Primo marzo. Due artisti, opposti per gusti e storia, sono accomunati da questa data. Lucio Dalla moriva per attacco cardiaco nel 2012, a 69 anni; Gabriele D’Annunzio si spegneva per emorragia celebrale a 75 anni, nel 1938. Curiosamente, entrambi nel mese di nascita e al lavoro, uno in tournée e l’altro al suo scrittoio.

Accostarli può sembrare irriverente, ma al di là del fatto che il loro carisma ha segnato le rispettive epoche, molto diverse per influenze, gusto e stile, oggi ascoltando Dalla e rileggendo D’Annunzio io resto sorpresa dai punti di contatto che hanno (non “avevano”, dato che, si sa, gli artisti sono immortali, vivono per sempre nelle loro opere).

Non belli, ma di fascino innegabile, di gusti opposti ma per qualche verso simili, quasi a sottolineare a noi, ormai da tempo condizionati dall’immagine replicata in molti, forse troppi media, che quello che conta non è l’aspetto esteriore ma il contenuto, l’immaginazione creativa, e l’essere fedeli a sé stessi e alla vita.

D’Annunzio, tra fine Ottocento e inizio Novecento, ricercava la bellezza estetizzante e la riversava nella sua stessa vita, oltre che nelle sue opere letterarie. Protagonista politico dei suoi anni, fu perfetto interprete del suo tempo e del superomismo nietzschiano, affascinato dalla velocità, Vate proiettato verso un nuovo futuro immaginato sulle ceneri del passato.

Similmente Dalla che, nato come jazzista che musicava e interpretava testi altrui, quando divenne finalmente cantautore, con Com’è profondo il mare, dimostrava raffinata attenzione alla realtà e alle sue contraddizioni. Ci parlava emblematicamente già al futuro negli anni Settanta con L’anno che verrà e Futura, canzoni affresco che cercavano di interpretarlo questo futuro, ma con una sensibilità sempre rivolta all’uomo.

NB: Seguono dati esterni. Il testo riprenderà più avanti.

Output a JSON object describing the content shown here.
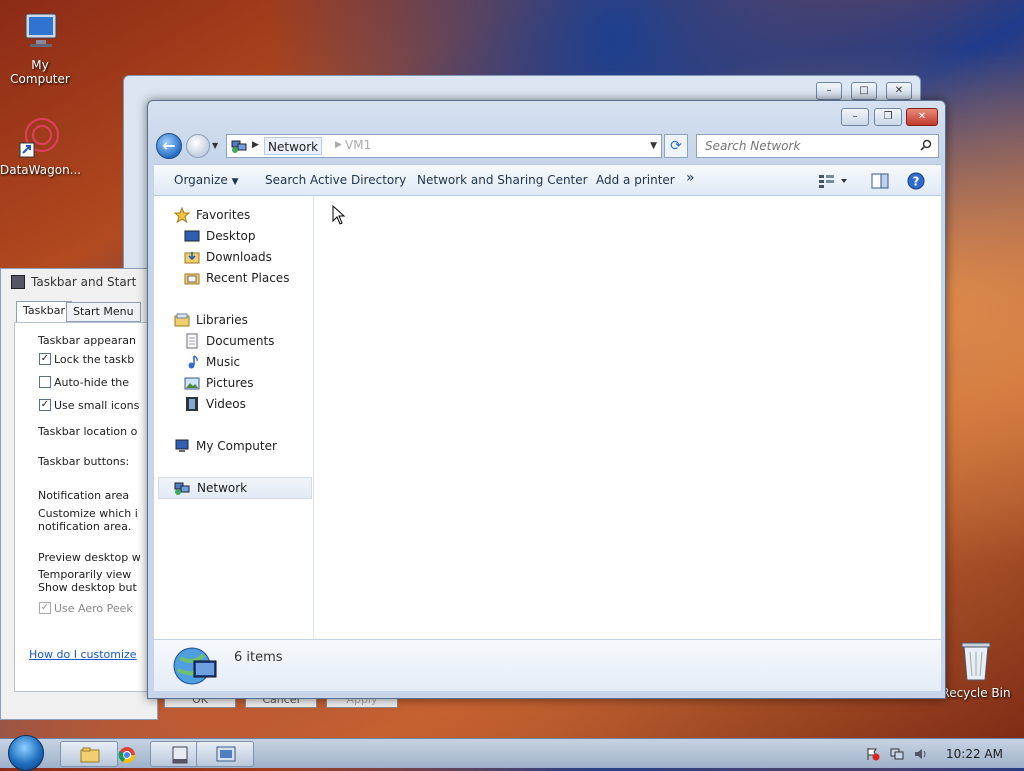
{
  "desktop": {
    "icons": [
      {
        "label": "My Computer"
      },
      {
        "label": "DataWagon..."
      },
      {
        "label": "Recycle Bin"
      }
    ]
  },
  "dialog": {
    "title": "Taskbar and Start",
    "tabs": [
      "Taskbar",
      "Start Menu"
    ],
    "lines": {
      "appearance": "Taskbar appearan",
      "lock": "Lock the taskb",
      "autohide": "Auto-hide the",
      "smallicons": "Use small icons",
      "location": "Taskbar location o",
      "buttons": "Taskbar buttons:",
      "notif_title": "Notification area",
      "notif_desc1": "Customize which i",
      "notif_desc2": "notification area.",
      "preview_title": "Preview desktop w",
      "preview_desc1": "Temporarily view",
      "preview_desc2": "Show desktop but",
      "aero": "Use Aero Peek"
    },
    "link": "How do I customize",
    "buttons": [
      "OK",
      "Cancel",
      "Apply"
    ]
  },
  "explorer": {
    "address": {
      "crumb": "Network",
      "sub": "VM1"
    },
    "search": {
      "placeholder": "Search Network"
    },
    "toolbar": {
      "organize": "Organize",
      "search_ad": "Search Active Directory",
      "nsc": "Network and Sharing Center",
      "add_printer": "Add a printer",
      "more": "»"
    },
    "nav": {
      "favorites": "Favorites",
      "desktop": "Desktop",
      "downloads": "Downloads",
      "recent": "Recent Places",
      "libraries": "Libraries",
      "documents": "Documents",
      "music": "Music",
      "pictures": "Pictures",
      "videos": "Videos",
      "computer": "My Computer",
      "network": "Network"
    },
    "details": {
      "count": "6 items"
    }
  },
  "taskbar": {
    "time": "10:22 AM"
  }
}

Fra le tante città in cui hanno vissuto, Roma è stata la loro musa ideale. D’Annunzio vi frequentava la nobiltà del tempo, i suoi riti ed eccentricità. Con il romanzo “Il piacere” ci restituisce il suo personaggio a tutto tondo, testimone di una Roma ormai sparita, che crea nostalgia nel lettore, città oggi purtroppo troppo spesso impegnata “a correre e ad urlare”, per usare le parole che un altro cantautore ha dedicato a Milano.

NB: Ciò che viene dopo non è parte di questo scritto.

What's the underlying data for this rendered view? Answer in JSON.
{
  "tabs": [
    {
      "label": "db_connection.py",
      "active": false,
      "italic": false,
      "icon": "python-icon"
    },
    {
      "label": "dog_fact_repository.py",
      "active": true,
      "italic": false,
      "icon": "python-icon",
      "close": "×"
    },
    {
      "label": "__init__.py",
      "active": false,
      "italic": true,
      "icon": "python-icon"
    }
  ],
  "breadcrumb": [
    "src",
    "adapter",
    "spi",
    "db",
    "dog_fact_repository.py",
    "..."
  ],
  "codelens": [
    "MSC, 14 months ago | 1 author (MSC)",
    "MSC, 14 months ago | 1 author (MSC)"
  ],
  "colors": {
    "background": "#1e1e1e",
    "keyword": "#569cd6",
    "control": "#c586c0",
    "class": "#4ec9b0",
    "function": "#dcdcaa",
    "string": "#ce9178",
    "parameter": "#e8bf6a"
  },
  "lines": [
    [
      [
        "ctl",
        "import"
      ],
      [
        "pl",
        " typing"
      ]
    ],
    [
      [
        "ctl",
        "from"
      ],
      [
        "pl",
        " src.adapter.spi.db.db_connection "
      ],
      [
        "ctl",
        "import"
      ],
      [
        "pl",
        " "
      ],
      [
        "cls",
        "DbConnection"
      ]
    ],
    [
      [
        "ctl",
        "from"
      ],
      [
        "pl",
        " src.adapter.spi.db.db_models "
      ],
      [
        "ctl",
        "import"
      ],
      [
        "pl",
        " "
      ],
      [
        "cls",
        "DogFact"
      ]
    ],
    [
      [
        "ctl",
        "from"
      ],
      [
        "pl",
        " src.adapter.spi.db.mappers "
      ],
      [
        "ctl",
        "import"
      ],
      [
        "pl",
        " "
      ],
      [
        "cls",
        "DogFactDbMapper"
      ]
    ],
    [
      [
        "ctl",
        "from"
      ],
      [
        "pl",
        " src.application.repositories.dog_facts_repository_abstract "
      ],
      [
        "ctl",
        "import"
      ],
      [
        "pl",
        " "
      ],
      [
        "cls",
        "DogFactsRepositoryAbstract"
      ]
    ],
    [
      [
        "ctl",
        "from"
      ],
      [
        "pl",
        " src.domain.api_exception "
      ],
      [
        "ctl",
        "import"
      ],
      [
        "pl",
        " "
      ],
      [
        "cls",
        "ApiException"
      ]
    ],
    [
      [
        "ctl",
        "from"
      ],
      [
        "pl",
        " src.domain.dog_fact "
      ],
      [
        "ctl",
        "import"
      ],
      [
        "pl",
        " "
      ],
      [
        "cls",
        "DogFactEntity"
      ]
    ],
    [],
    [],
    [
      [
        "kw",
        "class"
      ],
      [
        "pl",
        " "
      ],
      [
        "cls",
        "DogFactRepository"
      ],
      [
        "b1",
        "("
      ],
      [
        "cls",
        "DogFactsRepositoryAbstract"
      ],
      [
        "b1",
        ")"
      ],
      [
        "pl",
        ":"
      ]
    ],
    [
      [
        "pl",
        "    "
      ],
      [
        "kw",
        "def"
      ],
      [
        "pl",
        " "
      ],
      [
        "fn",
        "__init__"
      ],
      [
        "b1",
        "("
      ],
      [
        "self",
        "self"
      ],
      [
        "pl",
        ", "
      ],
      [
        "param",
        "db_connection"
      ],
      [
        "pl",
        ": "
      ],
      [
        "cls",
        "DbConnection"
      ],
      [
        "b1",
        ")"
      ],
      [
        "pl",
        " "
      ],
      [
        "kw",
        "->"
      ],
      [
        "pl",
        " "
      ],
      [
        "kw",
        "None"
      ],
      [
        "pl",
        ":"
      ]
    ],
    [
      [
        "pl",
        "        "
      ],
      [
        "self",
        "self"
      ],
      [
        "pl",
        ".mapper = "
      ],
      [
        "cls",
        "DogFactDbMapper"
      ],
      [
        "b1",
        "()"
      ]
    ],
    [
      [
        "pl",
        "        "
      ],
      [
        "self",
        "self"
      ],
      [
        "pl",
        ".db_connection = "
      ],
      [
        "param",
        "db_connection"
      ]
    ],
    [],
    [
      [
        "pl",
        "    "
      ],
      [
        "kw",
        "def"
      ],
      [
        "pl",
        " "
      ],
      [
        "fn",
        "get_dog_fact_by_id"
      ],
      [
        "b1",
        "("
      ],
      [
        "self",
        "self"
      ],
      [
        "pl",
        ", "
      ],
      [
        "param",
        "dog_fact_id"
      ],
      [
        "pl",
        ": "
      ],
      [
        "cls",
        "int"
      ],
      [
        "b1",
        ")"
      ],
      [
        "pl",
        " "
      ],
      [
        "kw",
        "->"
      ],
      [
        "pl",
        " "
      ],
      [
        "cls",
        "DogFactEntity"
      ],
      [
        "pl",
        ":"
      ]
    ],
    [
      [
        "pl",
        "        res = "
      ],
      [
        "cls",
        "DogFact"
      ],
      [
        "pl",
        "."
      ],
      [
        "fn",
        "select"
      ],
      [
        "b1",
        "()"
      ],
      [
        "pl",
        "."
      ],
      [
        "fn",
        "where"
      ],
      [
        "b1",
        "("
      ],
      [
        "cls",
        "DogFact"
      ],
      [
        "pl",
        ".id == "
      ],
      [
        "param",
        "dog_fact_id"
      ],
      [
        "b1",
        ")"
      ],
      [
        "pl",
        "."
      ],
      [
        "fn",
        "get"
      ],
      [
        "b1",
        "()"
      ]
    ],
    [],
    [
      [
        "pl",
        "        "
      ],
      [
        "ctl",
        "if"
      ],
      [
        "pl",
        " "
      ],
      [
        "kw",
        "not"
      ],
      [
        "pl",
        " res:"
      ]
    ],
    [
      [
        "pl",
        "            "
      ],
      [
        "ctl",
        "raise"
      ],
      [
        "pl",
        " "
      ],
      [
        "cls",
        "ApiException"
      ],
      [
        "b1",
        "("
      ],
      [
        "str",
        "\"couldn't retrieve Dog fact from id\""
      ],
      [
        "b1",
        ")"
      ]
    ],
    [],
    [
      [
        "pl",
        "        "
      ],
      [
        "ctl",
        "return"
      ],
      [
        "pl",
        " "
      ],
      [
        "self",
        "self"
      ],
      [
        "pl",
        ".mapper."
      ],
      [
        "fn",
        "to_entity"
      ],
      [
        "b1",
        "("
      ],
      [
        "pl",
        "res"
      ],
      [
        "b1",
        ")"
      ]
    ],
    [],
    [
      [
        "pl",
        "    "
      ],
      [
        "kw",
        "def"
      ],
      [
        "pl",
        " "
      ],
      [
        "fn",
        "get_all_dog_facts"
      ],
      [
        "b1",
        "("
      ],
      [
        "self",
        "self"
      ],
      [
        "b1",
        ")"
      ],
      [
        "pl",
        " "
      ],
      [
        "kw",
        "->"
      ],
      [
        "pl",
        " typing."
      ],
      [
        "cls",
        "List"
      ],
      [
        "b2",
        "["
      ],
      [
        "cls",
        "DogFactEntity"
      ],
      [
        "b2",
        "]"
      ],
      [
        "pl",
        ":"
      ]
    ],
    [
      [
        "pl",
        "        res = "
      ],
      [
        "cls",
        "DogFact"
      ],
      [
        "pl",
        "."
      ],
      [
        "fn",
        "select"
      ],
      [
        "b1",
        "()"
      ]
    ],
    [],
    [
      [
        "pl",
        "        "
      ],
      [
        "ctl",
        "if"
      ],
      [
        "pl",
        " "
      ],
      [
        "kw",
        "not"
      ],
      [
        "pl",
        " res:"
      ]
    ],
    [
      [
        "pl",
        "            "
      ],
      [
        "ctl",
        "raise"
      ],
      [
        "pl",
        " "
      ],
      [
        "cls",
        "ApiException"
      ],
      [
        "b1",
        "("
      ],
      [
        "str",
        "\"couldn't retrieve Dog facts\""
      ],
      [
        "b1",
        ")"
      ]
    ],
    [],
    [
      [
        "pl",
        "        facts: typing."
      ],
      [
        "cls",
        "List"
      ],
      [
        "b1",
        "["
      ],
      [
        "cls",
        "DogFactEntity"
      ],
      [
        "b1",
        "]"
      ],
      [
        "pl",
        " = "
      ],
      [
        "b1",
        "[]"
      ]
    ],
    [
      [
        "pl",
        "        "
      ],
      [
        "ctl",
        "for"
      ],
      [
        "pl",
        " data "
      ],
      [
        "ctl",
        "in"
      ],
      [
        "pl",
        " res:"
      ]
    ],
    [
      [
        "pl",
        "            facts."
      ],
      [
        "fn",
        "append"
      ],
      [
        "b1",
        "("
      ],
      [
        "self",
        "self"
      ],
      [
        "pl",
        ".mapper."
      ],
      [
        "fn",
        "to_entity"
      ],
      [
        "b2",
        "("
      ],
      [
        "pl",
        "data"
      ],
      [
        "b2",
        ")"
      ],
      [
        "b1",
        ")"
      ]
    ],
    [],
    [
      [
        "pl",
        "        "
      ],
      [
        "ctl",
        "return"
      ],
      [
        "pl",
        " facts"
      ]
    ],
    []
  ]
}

Anche Dalla girava nei vicoli romani, dove “qualcuno … con la bocca fa a pezzi una canzone”, osservando invece la gente comune in un periodo storico di crisi economica e politica, rendendo quelle immagini rubate indelebili nella nostra memoria. Una scrittura cinematografica, la sua, attenta al dettaglio che diventa segno psicologico, capacità questa propria dei grandi artisti.

La loro intensa attività artistica può suggerirmi che i due soffrissero profondamente la solitudine e, nel combattere il proprio personale horror vacui, cercassero un rapporto sempre più stretto col pubblico attraverso l’arte anche per allontanare il momento della morte. Addirittura D’Annunzio ne aveva prefigurato l’arrivo con queste parole: “La sensazione della corda nel cervello – che è per spezzarsi, che può spezzarsi. Il senso della morte improvvisa.”

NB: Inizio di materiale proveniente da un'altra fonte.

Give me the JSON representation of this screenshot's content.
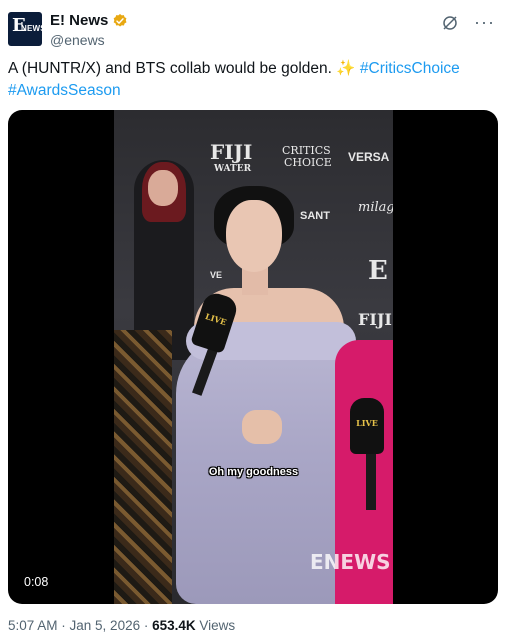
{
  "account": {
    "avatar_e": "E",
    "avatar_news": "NEWS",
    "display_name": "E! News",
    "handle": "@enews",
    "verified_color": "#e8a812"
  },
  "actions": {
    "grok_icon": "grok-icon",
    "more_icon": "more-icon",
    "more_glyph": "···"
  },
  "tweet": {
    "text_main": "A (HUNTR/X) and BTS collab would be golden. ",
    "emoji": "✨",
    "hashtags": [
      "#CriticsChoice",
      "#AwardsSeason"
    ]
  },
  "video": {
    "timestamp": "0:08",
    "caption": "Oh my goodness",
    "backdrop": [
      "FIJI",
      "WATER",
      "CRITICS",
      "CHOICE",
      "VERSA",
      "SANT",
      "milagro",
      "E",
      "FIJI",
      "VE"
    ],
    "mic_label": "LIVE",
    "watermark": "ENEWS"
  },
  "meta": {
    "time": "5:07 AM",
    "sep1": " · ",
    "date": "Jan 5, 2026",
    "sep2": " · ",
    "views_count": "653.4K",
    "views_label": " Views"
  }
}
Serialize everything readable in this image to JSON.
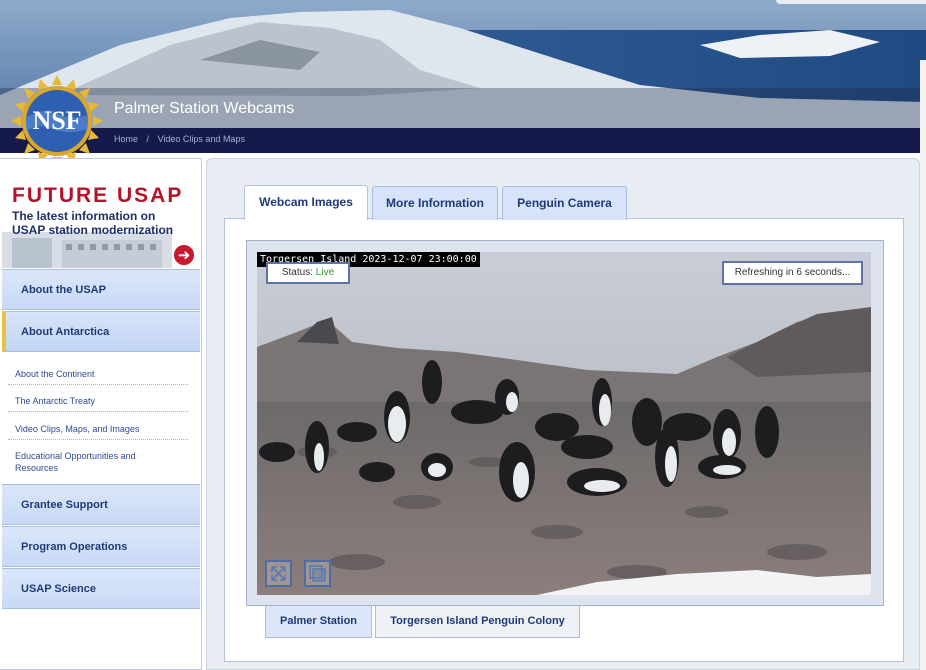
{
  "header": {
    "title": "Palmer Station Webcams",
    "breadcrumb": [
      "Home",
      "/",
      "Video Clips and Maps"
    ]
  },
  "logo": {
    "text": "NSF"
  },
  "promo": {
    "title": "FUTURE USAP",
    "subtitle": "The latest information on USAP station modernization"
  },
  "sidebar": {
    "items": [
      {
        "label": "About the USAP"
      },
      {
        "label": "About Antarctica"
      },
      {
        "label": "Grantee Support"
      },
      {
        "label": "Program Operations"
      },
      {
        "label": "USAP Science"
      }
    ],
    "subitems": [
      {
        "label": "About the Continent"
      },
      {
        "label": "The Antarctic Treaty"
      },
      {
        "label": "Video Clips, Maps, and Images"
      },
      {
        "label": "Educational Opportunities and Resources"
      }
    ]
  },
  "tabs": [
    {
      "label": "Webcam Images"
    },
    {
      "label": "More Information"
    },
    {
      "label": "Penguin Camera"
    }
  ],
  "camera": {
    "stamp": "Torgersen Island 2023-12-07 23:00:00",
    "status_label": "Status:",
    "status_value": "Live",
    "refresh_text": "Refreshing in 6 seconds..."
  },
  "bottom_tabs": [
    {
      "label": "Palmer Station"
    },
    {
      "label": "Torgersen Island Penguin Colony"
    }
  ],
  "colors": {
    "nav_bg": "#d0def7",
    "accent": "#b3142a",
    "active_marker": "#e8c23a",
    "link": "#2d4a94"
  }
}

Una curiosità, infine. Dalla fa riferimento a D’Annunzio in una sua famosa canzone, Nuvolari, dedicata all’eroe della Mille Miglia. Tazio Nuvolari incarnava per l’epoca il superamento dei limiti, tanto che il pubblico lo attendeva per ore a bordo strada per vederlo passare velocissimo per pochi secondi, tutt’uno col simbolo per eccellenza del futuro, l’automobile, protagonista infatti, insieme alla bicicletta, di tanti quadri del Futurismo. Dalla, alla quarta strofa, scrive: “Nuvolari ha un talismano contro i mali”.

D’Annunzio aveva donato al suo amico pilota un piccolo portafortuna, una tartaruga d’oro, con la dedica: “All’uomo più veloce, l’animale più lento”. Da quel momento, l’animale campeggerà sulle sue vetture da corsa e sulla sua maglia gialla da gara, a scongiurare sempre lei, la morte.